Os deputados americanos aprovaram ontem um "ProCasa", pacote de US$ 300 bilhões para ajudar pessoas que devem perder suas casas, para auxiliar quem queira comprar uma e para dar algum tutu a cidades falidas pela crise. US$ 300 bilhões equivalem a mais de um quarto do PIB brasileiro. Se o pacote passar no Senado, George Bush diz que veta.
Dallara, aquele da associação mundial de bancos, defende que o governo americano intervenha de modo a impedir que mais americanos percam suas casas devido à falta de pagamento da prestação. Defende, pois, algo assim parecido com o pacote aprovado pelos deputados americanos, o que Bush quer vetar.

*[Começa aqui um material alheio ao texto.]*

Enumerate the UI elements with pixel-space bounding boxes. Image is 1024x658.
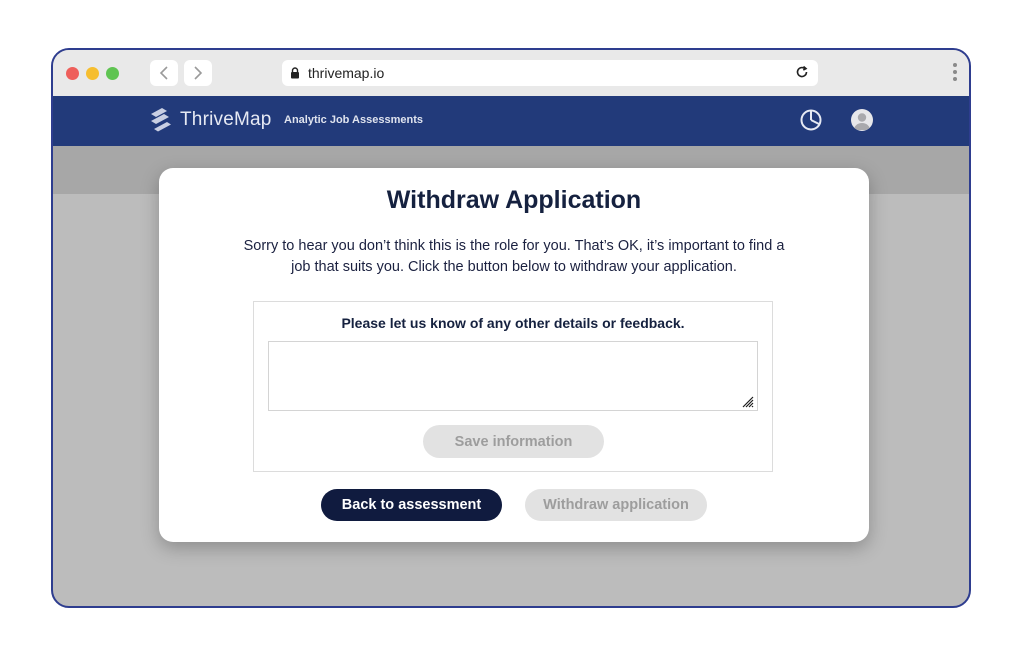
brand-logo[interactable]: ThriveMap [149,107,272,133]
reload-icon[interactable] [794,64,810,80]
save-information-button[interactable]: Save information [423,425,604,458]
forward-button[interactable] [184,60,212,86]
app-header: ThriveMap Analytic Job Assessments [53,96,969,146]
maximize-window-button[interactable] [106,67,119,80]
lock-icon [290,67,300,79]
address-bar[interactable]: thrivemap.io [282,60,818,86]
brand-name: ThriveMap [180,109,272,130]
resize-handle-icon[interactable] [742,395,754,413]
kebab-menu-icon[interactable] [953,63,957,81]
back-to-assessment-button[interactable]: Back to assessment [321,489,502,521]
close-window-button[interactable] [66,67,79,80]
chevron-right-icon [194,66,203,80]
browser-toolbar: thrivemap.io [53,50,969,96]
thrivemap-logo-icon [151,108,171,132]
withdraw-application-button[interactable]: Withdraw application [525,489,707,521]
chevron-left-icon [159,66,168,80]
browser-window: thrivemap.io ThriveMap Analytic Job Asse… [51,48,971,608]
timer-icon[interactable] [799,108,823,137]
feedback-textarea[interactable] [268,341,758,411]
url-text[interactable]: thrivemap.io [308,65,384,81]
app-tagline: Analytic Job Assessments [284,114,423,126]
feedback-panel: Please let us know of any other details … [253,301,773,472]
minimize-window-button[interactable] [86,67,99,80]
modal-description: Sorry to hear you don’t think this is th… [243,238,785,275]
back-button[interactable] [150,60,178,86]
avatar-icon[interactable] [851,109,873,131]
withdraw-application-modal: Withdraw Application Sorry to hear you d… [159,168,869,542]
modal-title: Withdraw Application [386,186,642,214]
feedback-label: Please let us know of any other details … [341,315,685,331]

"Na minha opinião, até que [a crise imobiliária] se estabilize, seja por meio das próprias forças de mercado ou por meio de alguma intervenção do governo americano -e isto parece uma possibilidade-, não acho que possamos estar confiantes de que o pior já passou", disse Dallara. O lobby da banca mundial defende, pois, a intervenção do governo americano num mercado falido.

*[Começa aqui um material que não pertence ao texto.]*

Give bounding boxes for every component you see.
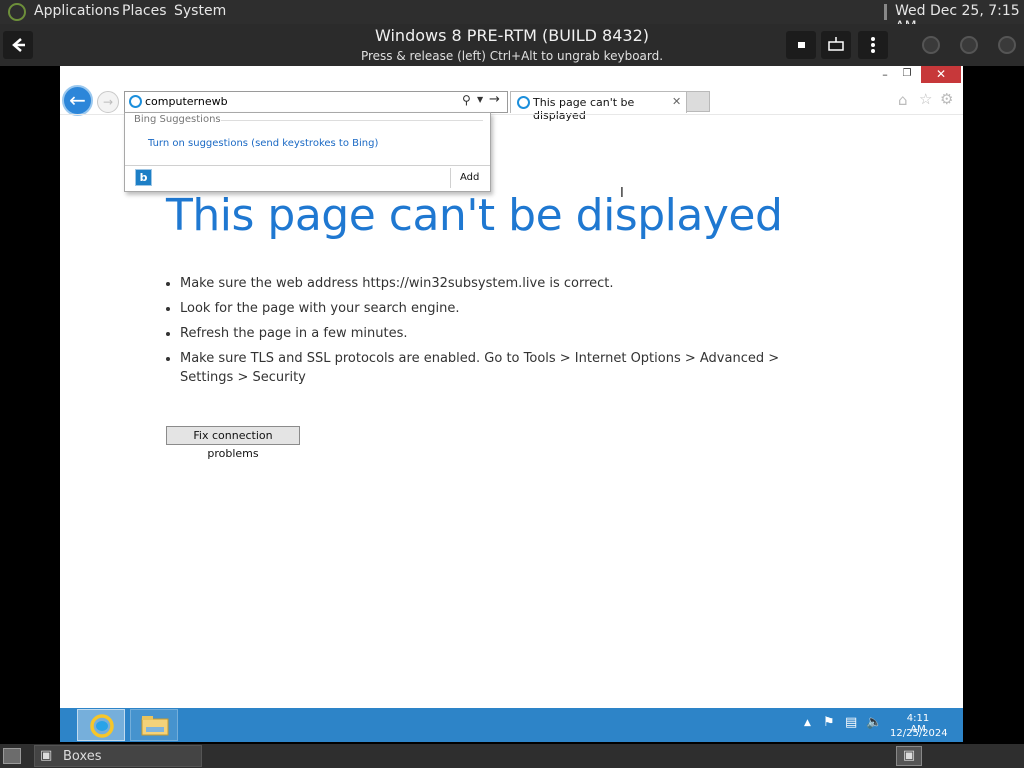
internet-explorer-icon	[90, 714, 114, 738]
tools-gear-icon[interactable]: ⚙	[940, 90, 953, 108]
action-center-flag-icon[interactable]: ⚑	[823, 715, 835, 730]
go-arrow-icon[interactable]: →	[489, 92, 500, 107]
gnome-bottom-panel: ▣ Boxes ▣	[0, 744, 1024, 768]
menu-applications[interactable]: Applications	[34, 3, 120, 19]
forward-arrow-icon: →	[102, 95, 114, 109]
menu-button[interactable]	[858, 31, 888, 59]
keyboard-button[interactable]	[821, 31, 851, 59]
tab-close-icon[interactable]: ✕	[672, 95, 681, 108]
suggestions-footer-divider	[125, 165, 490, 166]
list-item: Make sure TLS and SSL protocols are enab…	[180, 349, 800, 387]
minimize-circle-icon[interactable]	[922, 36, 940, 54]
tab-error-page[interactable]: This page can't be displayed ✕	[510, 91, 687, 122]
text-cursor-icon: I	[620, 186, 624, 201]
ie-tab-icon	[517, 96, 530, 109]
home-icon[interactable]: ⌂	[898, 91, 908, 109]
menu-system[interactable]: System	[174, 3, 226, 19]
add-button[interactable]: Add	[460, 172, 479, 183]
taskbar-boxes-button[interactable]: ▣ Boxes	[34, 745, 202, 767]
bing-logo-icon[interactable]: b	[135, 169, 152, 186]
address-bar[interactable]: computernewb ⚲ ▼ →	[124, 91, 508, 113]
network-icon[interactable]: ▤	[845, 715, 857, 730]
stop-button[interactable]	[786, 31, 816, 59]
vm-display[interactable]: – ❐ ✕ ← → computernewb ⚲ ▼ → This page c…	[60, 66, 963, 742]
dropdown-arrow-icon[interactable]: ▼	[477, 95, 483, 104]
add-divider	[450, 168, 451, 188]
search-icon[interactable]: ⚲	[462, 93, 471, 107]
gnome-foot-icon[interactable]	[8, 3, 26, 21]
ie-page-icon	[129, 95, 142, 108]
show-desktop-icon[interactable]	[3, 748, 21, 764]
keyboard-icon	[828, 37, 844, 51]
favorites-star-icon[interactable]: ☆	[919, 90, 932, 108]
show-hidden-icons[interactable]: ▲	[804, 718, 811, 728]
ie-close-button[interactable]: ✕	[921, 66, 961, 83]
tab-label: This page can't be displayed	[533, 96, 635, 122]
suggestions-dropdown: Bing Suggestions Turn on suggestions (se…	[124, 112, 491, 192]
suggestions-divider	[221, 120, 483, 121]
volume-icon[interactable]: 🔈	[866, 715, 882, 730]
taskbar-explorer-button[interactable]	[130, 709, 178, 741]
list-item: Look for the page with your search engin…	[180, 299, 800, 318]
boxes-task-label: Boxes	[63, 749, 102, 764]
maximize-circle-icon[interactable]	[960, 36, 978, 54]
back-arrow-icon: ←	[69, 88, 86, 112]
file-explorer-folder-icon	[141, 716, 169, 736]
windows-taskbar: ▲ ⚑ ▤ 🔈 4:11 AM 12/25/2024	[60, 708, 963, 742]
ie-minimize-button[interactable]: –	[878, 68, 892, 81]
boxes-app-icon: ▣	[40, 748, 53, 763]
suggestions-header: Bing Suggestions	[134, 114, 221, 125]
turn-on-suggestions-link[interactable]: Turn on suggestions (send keystrokes to …	[148, 138, 378, 149]
new-tab-button[interactable]	[686, 91, 710, 112]
list-item: Refresh the page in a few minutes.	[180, 324, 800, 343]
ie-restore-button[interactable]: ❐	[900, 68, 914, 80]
taskbar-date[interactable]: 12/25/2024	[890, 728, 948, 739]
ie-back-button[interactable]: ←	[62, 85, 93, 116]
error-title: This page can't be displayed	[166, 190, 783, 241]
workspace-switcher-icon[interactable]: ▣	[896, 746, 922, 766]
stop-icon	[798, 42, 805, 48]
ie-forward-button[interactable]: →	[97, 91, 119, 113]
close-circle-icon[interactable]	[998, 36, 1016, 54]
taskbar-ie-button[interactable]	[77, 709, 125, 741]
panel-separator	[884, 4, 887, 20]
gnome-top-panel: Applications Places System Wed Dec 25, 7…	[0, 0, 1024, 35]
boxes-header-bar: Windows 8 PRE-RTM (BUILD 8432) Press & r…	[0, 24, 1024, 66]
error-suggestions-list: Make sure the web address https://win32s…	[168, 274, 800, 393]
fix-connection-button[interactable]: Fix connection problems	[166, 426, 300, 460]
kebab-menu-icon	[871, 37, 875, 53]
address-input[interactable]: computernewb	[145, 95, 228, 108]
menu-places[interactable]: Places	[122, 3, 167, 19]
list-item: Make sure the web address https://win32s…	[180, 274, 800, 293]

Sim, apesar das coisas feias que as crises provocam, o mundo fica um lugar politicamente divertido quando há sururu econômico. As frases sobre o "o pior da crise já passou" têm mesmo muito de diversão -de motivo para escárnio e de manobra diversionista. O "pior da crise já passou" ou passaram o pior da crise para alguém?
Os EUA pararam de criar empregos. A economia, que dizem idioticamente estar "crescendo mais que o esperado", cresceu menos de 0,3% no último semestre. Ou seja, "passaram" a crise adiante, para quem ficou sem casa e sem emprego. O presidente do Merrill Lynch, John Thain, por exemplo, dava ontem mais um exemplo do que significa esse coro da "crise já passou".
Disse que bancos de investimento (como o dele) não anunciariam mais perdas brutais como as dos últimos nove meses. Mas os bancos que lidam com consumidores comuns vão sofrer, pois as pessoas vão deixar de pagar o cartão de crédito e coisas assim: "Acho que a combinação de preços de casas em queda, preços de comida e energia em alta e desemprego maior vai resultar numa retração do consumidor americano, o que vai atrapalhar a economia pelos próximos seis, doze meses". Hum.